Whistleblower*innen besser schützen
Eine transparente Demokratie kommt nicht ohne saubere Verwaltung aus. Whistleblower*innen geben der Öffentlichkeit Hinweise über Missstände in Unternehmen, Organisationen und Behörden und sorgen damit für Verbesserungen für alle Bürger*innen. Whistleblower*innen schützen die Beachtung der Rechtsordnung und das Funktionieren des demokratischen Systems. Sie benötigen deswegen gesetzlichen Schutz.
Wir wollen gesetzliche Schutzklauseln für Whistleblower*innen in den Landesbehörden und Landesbetrieben. Es muss ein Recht zum Whistleblowing geben, sodass die die Meldung von tatsächlichen oder gutgläubig angenommenen Verletzungen oder Gefährdungen öffentlicher Interessen – insbesondere Hinweise auf Rechtsverletzungen und Korruption – möglich wird. Wer Hinweise gibt, soll ein Recht auf eine ordnungsgemäße Prüfung des Hinweises haben und geschützt über den Fortgang des Verfahrens Informationen erhalten können.

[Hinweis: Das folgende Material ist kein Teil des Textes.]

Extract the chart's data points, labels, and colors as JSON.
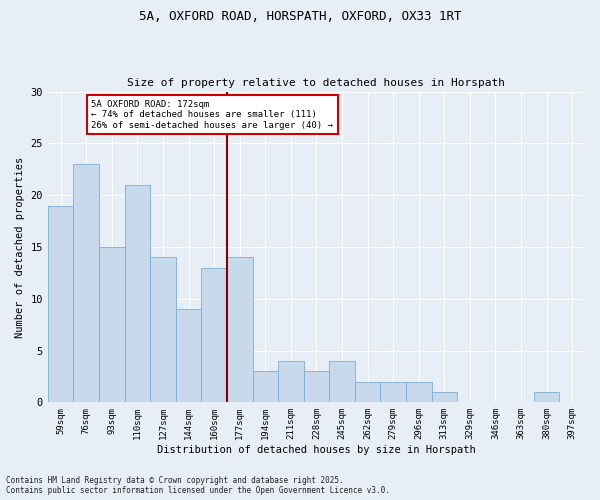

Eine unabhängige und neutrale Stelle innerhalb der Landesverwaltung soll die Hinweise prüfen.
Saubere Politik für eine transparente Demokratie
Demokratie lebt vom Mitmachen, sie lebt von Offenheit und Information. Sie lebt ganz besonders vom Vertrauen der Bürger*innen in die politischen Institutionen. Durch die aktuellen Skandale ist Vertrauen verloren gegangen. Wir wollen mit unserem Maßnahmenpaket Vertrauen wieder herstellen und zur demokratischen Teilhabe ermöglichen.